The Israeli prime minister has contradicted himself on 1967 borders in just the latest example of how the UN vote on Palestinian statehood has changed the rules of Middle East peace.
UN vote piles more pressure on Netanyahu
Washington's political theatre in May featured high-stakes betrayal. In his keynote Middle East speech, President Barack Obama called for peace talks between Israelis and Arabs based on modified 1967 borders. A few days later, on the floor of the American Congress, Israel's Prime Minister Benjamin Netanyahu tried to deal those borders a death blow, saying they would be indefensible.
Nearly two months later, Mr Netanyahu has changed his tune. In recent days, the Israeli administration has made noises about renewing negotiations with the Palestinian Authority premised on the 1967 borders.
Anyone who puts much faith in that overture has not been paying attention. Mr Netanyahu has told his constituents that he will never agree to 1967 borders, promising to undermine any deal that is made.
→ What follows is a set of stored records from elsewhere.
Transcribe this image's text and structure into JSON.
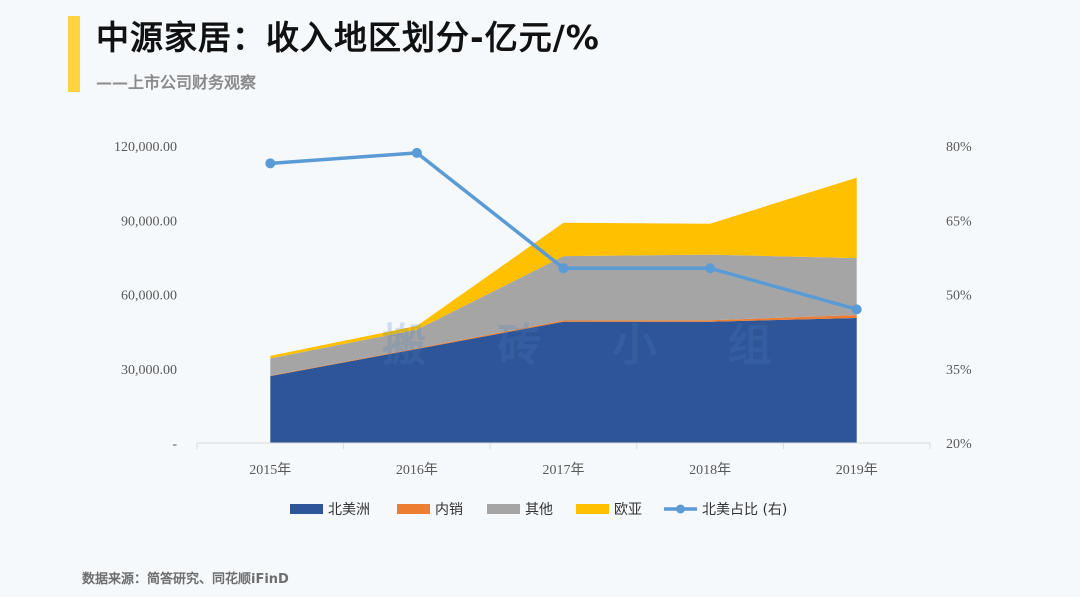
{
  "header": {
    "title": "中源家居：收入地区划分-亿元/%",
    "subtitle": "——上市公司财务观察"
  },
  "footer": {
    "source": "数据来源：简答研究、同花顺iFinD"
  },
  "watermark": "搬 砖 小 组",
  "colors": {
    "north_america": "#2e5597",
    "domestic": "#ed7d31",
    "other": "#a5a5a5",
    "europe_asia": "#ffc000",
    "ratio": "#5b9bd5",
    "accent": "#ffd23f"
  },
  "chart_data": {
    "type": "area",
    "categories": [
      "2015年",
      "2016年",
      "2017年",
      "2018年",
      "2019年"
    ],
    "stacked": true,
    "series": [
      {
        "name": "北美洲",
        "values": [
          27000,
          38000,
          49000,
          49000,
          50500
        ],
        "color": "#2e5597"
      },
      {
        "name": "内销",
        "values": [
          200,
          300,
          500,
          600,
          1200
        ],
        "color": "#ed7d31"
      },
      {
        "name": "其他",
        "values": [
          7000,
          7500,
          26000,
          26500,
          23000
        ],
        "color": "#a5a5a5"
      },
      {
        "name": "欧亚",
        "values": [
          1000,
          1500,
          13500,
          12500,
          32500
        ],
        "color": "#ffc000"
      }
    ],
    "line_series": {
      "name": "北美占比 (右)",
      "axis": "right",
      "values": [
        76.5,
        78.6,
        55.3,
        55.3,
        47.0
      ],
      "color": "#5b9bd5"
    },
    "left_axis": {
      "min": 0,
      "max": 120000,
      "ticks": [
        0,
        30000,
        60000,
        90000,
        120000
      ],
      "tick_labels": [
        "-",
        "30,000.00",
        "60,000.00",
        "90,000.00",
        "120,000.00"
      ]
    },
    "right_axis": {
      "min": 20,
      "max": 80,
      "ticks": [
        20,
        35,
        50,
        65,
        80
      ],
      "tick_labels": [
        "20%",
        "35%",
        "50%",
        "65%",
        "80%"
      ]
    },
    "legend": [
      "北美洲",
      "内销",
      "其他",
      "欧亚",
      "北美占比 (右)"
    ],
    "legend_position": "bottom"
  }
}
The intransigence of Israeli negotiators last year - despite unwise concessions offered by the Palestinian Authority - indicated not only a refusal to make concessions, but a deliberate agenda to drive peace talks into the ground.
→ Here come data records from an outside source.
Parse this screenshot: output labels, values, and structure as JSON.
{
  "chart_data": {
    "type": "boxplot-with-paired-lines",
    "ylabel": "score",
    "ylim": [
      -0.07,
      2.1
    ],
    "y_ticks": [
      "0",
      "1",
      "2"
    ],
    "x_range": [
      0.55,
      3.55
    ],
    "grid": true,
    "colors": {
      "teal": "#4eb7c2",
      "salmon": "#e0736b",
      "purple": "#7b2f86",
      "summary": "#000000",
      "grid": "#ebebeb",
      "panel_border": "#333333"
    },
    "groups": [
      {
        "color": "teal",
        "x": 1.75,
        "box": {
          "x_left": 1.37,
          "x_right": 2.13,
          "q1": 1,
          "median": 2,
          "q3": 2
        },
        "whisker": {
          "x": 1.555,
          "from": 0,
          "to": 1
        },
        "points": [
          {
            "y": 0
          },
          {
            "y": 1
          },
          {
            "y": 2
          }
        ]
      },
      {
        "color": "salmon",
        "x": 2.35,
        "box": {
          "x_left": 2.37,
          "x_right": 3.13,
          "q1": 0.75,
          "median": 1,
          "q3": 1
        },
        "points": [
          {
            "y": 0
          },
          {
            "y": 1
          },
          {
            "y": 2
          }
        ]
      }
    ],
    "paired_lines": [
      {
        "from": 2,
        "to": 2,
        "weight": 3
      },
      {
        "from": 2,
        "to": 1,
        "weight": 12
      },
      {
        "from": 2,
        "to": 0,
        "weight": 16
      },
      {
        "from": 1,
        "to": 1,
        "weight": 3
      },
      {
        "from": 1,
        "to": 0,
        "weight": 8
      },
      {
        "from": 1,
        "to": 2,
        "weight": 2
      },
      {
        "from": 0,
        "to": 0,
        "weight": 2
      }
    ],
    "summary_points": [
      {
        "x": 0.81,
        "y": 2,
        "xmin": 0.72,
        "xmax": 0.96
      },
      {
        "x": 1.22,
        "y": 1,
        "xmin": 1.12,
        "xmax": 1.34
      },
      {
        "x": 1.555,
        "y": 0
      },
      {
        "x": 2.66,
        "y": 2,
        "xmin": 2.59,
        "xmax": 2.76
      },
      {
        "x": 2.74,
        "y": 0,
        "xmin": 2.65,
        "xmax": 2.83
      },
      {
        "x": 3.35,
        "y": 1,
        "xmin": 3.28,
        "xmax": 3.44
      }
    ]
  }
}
What is significant is not what the Israelis are trying to achieve with negotiations, but what they are trying to prevent. The precondition for new talks would be for the Palestinian Authority to abandon its bid for recognition of a Palestinian state and UN membership in September. A vote before the UN General Assembly - and international public opinion - is sure to favour Palestinians, who play to their own strengths through non-violent resistance.
Mr Netanyahu has scored points with Israelis by taking a hard line, but this is not in his country's interest. His administration is now under pressure because of protests about the rising cost of living. It is easy to connect the dots between Israel's occupation policy, every settlement built and every injustice that further isolates it, and the country's economic problems.
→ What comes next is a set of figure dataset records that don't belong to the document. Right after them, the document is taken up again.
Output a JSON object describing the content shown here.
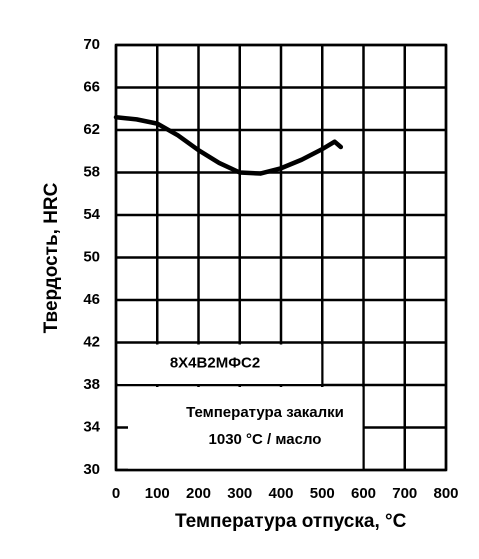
{
  "chart_data": {
    "type": "line",
    "xlabel": "Температура отпуска, °C",
    "ylabel": "Твердость, HRC",
    "annotations": [
      "8Х4В2МФС2",
      "Температура закалки",
      "1030 °C / масло"
    ],
    "x": [
      0,
      50,
      100,
      150,
      200,
      250,
      300,
      350,
      400,
      450,
      500,
      530,
      545
    ],
    "series": [
      {
        "color": "#000000",
        "values": [
          63.2,
          63.0,
          62.6,
          61.5,
          60.1,
          58.9,
          58.0,
          57.9,
          58.4,
          59.2,
          60.2,
          60.9,
          60.4
        ]
      }
    ],
    "xlim": [
      0,
      800
    ],
    "xticks": [
      0,
      100,
      200,
      300,
      400,
      500,
      600,
      700,
      800
    ],
    "ylim": [
      30,
      70
    ],
    "yticks": [
      30,
      34,
      38,
      42,
      46,
      50,
      54,
      58,
      62,
      66,
      70
    ],
    "grid": true
  }
}
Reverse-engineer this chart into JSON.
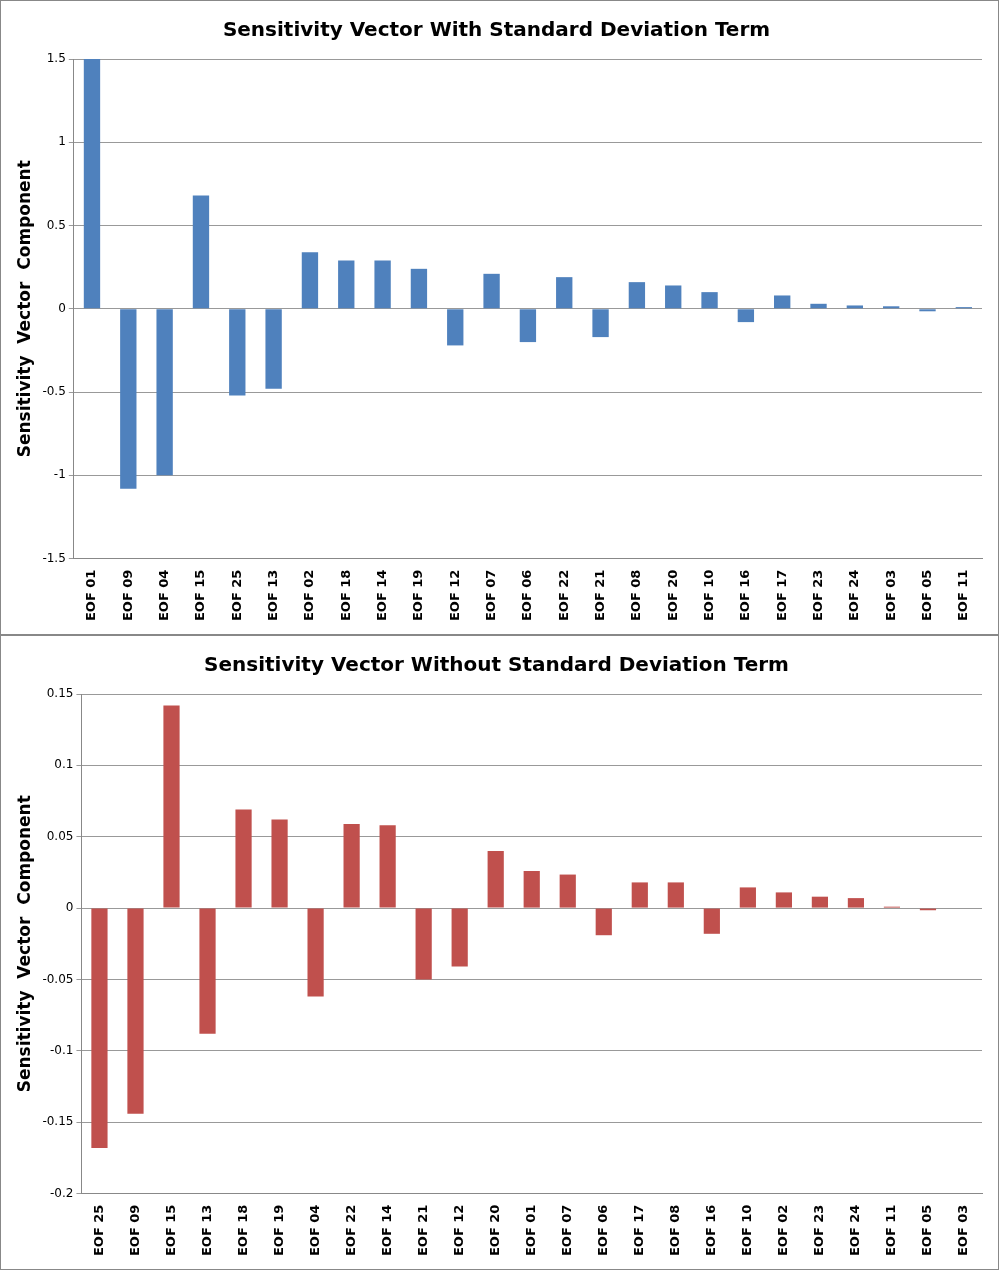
{
  "chart_data": [
    {
      "type": "bar",
      "title": "Sensitivity Vector With Standard Deviation Term",
      "ylabel": "Sensitivity  Vector  Component",
      "categories": [
        "EOF 01",
        "EOF 09",
        "EOF 04",
        "EOF 15",
        "EOF 25",
        "EOF 13",
        "EOF 02",
        "EOF 18",
        "EOF 14",
        "EOF 19",
        "EOF 12",
        "EOF 07",
        "EOF 06",
        "EOF 22",
        "EOF 21",
        "EOF 08",
        "EOF 20",
        "EOF 10",
        "EOF 16",
        "EOF 17",
        "EOF 23",
        "EOF 24",
        "EOF 03",
        "EOF 05",
        "EOF 11"
      ],
      "values": [
        1.5,
        -1.08,
        -1.0,
        0.68,
        -0.52,
        -0.48,
        0.34,
        0.29,
        0.29,
        0.24,
        -0.22,
        0.21,
        -0.2,
        0.19,
        -0.17,
        0.16,
        0.14,
        0.1,
        -0.08,
        0.08,
        0.03,
        0.02,
        0.015,
        -0.015,
        0.01
      ],
      "color": "#4f81bd",
      "ylim": [
        -1.5,
        1.5
      ],
      "yticks": [
        -1.5,
        -1,
        -0.5,
        0,
        0.5,
        1,
        1.5
      ],
      "grid": "y"
    },
    {
      "type": "bar",
      "title": "Sensitivity Vector Without Standard Deviation Term",
      "ylabel": "Sensitivity  Vector  Component",
      "categories": [
        "EOF 25",
        "EOF 09",
        "EOF 15",
        "EOF 13",
        "EOF 18",
        "EOF 19",
        "EOF 04",
        "EOF 22",
        "EOF 14",
        "EOF 21",
        "EOF 12",
        "EOF 20",
        "EOF 01",
        "EOF 07",
        "EOF 06",
        "EOF 17",
        "EOF 08",
        "EOF 16",
        "EOF 10",
        "EOF 02",
        "EOF 23",
        "EOF 24",
        "EOF 11",
        "EOF 05",
        "EOF 03"
      ],
      "values": [
        -0.168,
        -0.144,
        0.142,
        -0.088,
        0.069,
        0.062,
        -0.062,
        0.059,
        0.058,
        -0.05,
        -0.041,
        0.04,
        0.026,
        0.0235,
        -0.019,
        0.018,
        0.018,
        -0.018,
        0.0145,
        0.011,
        0.008,
        0.007,
        0.001,
        -0.0015,
        0
      ],
      "color": "#c0504d",
      "ylim": [
        -0.2,
        0.15
      ],
      "yticks": [
        -0.2,
        -0.15,
        -0.1,
        -0.05,
        0,
        0.05,
        0.1,
        0.15
      ],
      "grid": "y"
    }
  ]
}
Israel's latest prod, thinly disguised as an olive branch, might buy it diplomatic cover in the halls of Washington. But May's spectacle showed that audience is already dominated by unthinking fans of Israel's policy.
There is no reason that UN recognition, along the outlines of 1967 borders, precludes negotiations in the future - in fact, they go hand-in-hand. Non-violent resistance and rallying the international community give Palestinians strength they did not have in Washington or in armed conflict. Perhaps Israel has begun to recognise this too.